According to the online resources, the data guard features will mask response containing sensitive data or block the response. However, if the application itself displays the sensitive information which might be not from the response, will the sensitive information be masked or blocked? 

  • It is not clear from your question where the sensitive information is generated and if it passes through f5 or not. As long as the data is passing through F5 and visible by the WAF module then it can be masked/blocked. 

    • ee's avatar
      ee
      Icon for Cirrus rankCirrus

      Supposedly if we enable data guard for the policy by navigating through “Security” -> “Application Security” -> “Data Guard”, and also enable the "Learn, Alarm and Block" in "Security” -> “Application Security” -> “Policy Building” -> “Learning and Blocking Settings”, then it can be considered passing through f5 right?

      • By passing through F5, I meant the sensitive data is going through a published virtual server which has WAF enabled. 

        If you enable dataguard learn, alarm, block for a policy in blocking mode, and enable dataguard itself, then sensitive data will cause a blocking page 

  • you can apply different waf policy to specific url path.

    create new waf policy without data guard, then create new local traffic policy for the url path and the new waf policy, then assign this new local traffic policy to the virtual server

    • ee's avatar
      ee
      Icon for Cirrus rankCirrus

      If the policy is created for each web application deployed in the LTM, in other words, every application has its own policy.
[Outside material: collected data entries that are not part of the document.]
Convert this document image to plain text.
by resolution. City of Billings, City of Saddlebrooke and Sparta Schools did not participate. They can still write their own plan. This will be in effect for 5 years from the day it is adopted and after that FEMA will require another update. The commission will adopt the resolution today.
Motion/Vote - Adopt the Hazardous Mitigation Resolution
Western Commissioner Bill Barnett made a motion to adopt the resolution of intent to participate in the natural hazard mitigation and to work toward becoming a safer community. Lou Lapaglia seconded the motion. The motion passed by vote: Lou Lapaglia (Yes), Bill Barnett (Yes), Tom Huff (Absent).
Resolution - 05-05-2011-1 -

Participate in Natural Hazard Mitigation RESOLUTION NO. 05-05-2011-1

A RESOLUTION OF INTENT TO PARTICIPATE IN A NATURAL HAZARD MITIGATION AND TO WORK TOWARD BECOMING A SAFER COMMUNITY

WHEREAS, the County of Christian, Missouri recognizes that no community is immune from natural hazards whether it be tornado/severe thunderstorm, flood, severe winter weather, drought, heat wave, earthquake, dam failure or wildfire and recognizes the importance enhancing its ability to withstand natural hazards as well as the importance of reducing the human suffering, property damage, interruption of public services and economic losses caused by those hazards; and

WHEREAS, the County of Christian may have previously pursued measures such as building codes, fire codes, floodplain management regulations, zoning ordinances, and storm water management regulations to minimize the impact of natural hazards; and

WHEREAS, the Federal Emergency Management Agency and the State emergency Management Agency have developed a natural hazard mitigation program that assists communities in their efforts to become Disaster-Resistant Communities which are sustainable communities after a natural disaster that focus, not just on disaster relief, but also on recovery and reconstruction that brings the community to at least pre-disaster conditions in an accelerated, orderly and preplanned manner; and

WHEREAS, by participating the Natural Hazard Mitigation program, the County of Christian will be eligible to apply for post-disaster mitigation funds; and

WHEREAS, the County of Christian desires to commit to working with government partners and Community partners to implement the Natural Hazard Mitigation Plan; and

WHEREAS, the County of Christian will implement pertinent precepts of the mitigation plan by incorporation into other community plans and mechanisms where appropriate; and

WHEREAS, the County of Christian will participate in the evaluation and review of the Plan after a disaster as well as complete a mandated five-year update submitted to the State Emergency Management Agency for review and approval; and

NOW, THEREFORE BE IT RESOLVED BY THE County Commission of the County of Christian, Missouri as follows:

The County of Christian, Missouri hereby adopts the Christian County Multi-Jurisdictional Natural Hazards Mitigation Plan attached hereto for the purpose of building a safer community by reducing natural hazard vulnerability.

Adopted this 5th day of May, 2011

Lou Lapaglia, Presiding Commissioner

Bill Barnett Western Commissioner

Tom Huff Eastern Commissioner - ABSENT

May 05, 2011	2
By applying different waf policy to specific url path, will it making the waf policy harder to manage? My concern is that there may have many different applications needs to be protected and there are a lot of urls in each application. 

    • ee's avatar
      ee
      Icon for Cirrus rankCirrus

      May I know how granular control does the DLP system could provide? I am thinking to utilize the existing Data Guard feature in f5 AWAF since it's already been there. However, it would be great to have other options in mind. If possible, could you provide a comparison between these two, as it would provide me with more insights to determine which one to use?

      • ee  I don't think providing comparison is something for the F5 Devcentral community channel. F5 is great network based system and layer 7 proxy (especially for web traffic with the ASM/AWAF module) but you need to be aware what you want and what you are trying to achieve as you mentioned " which might be not from the response" if the sensitive information is autogenerated by a javascript on the customer devices (or in a mobile app) and not from a web response then endpoint DLP may do the job and you better review it with a DLP vendor of your choice.

         

         

        Edit:

         

        I forgot to add that for binary files that could be in the response you will need an external DLP to scan them as F5 AWAF/ASM is Web based solution and you then can use ICAP for this.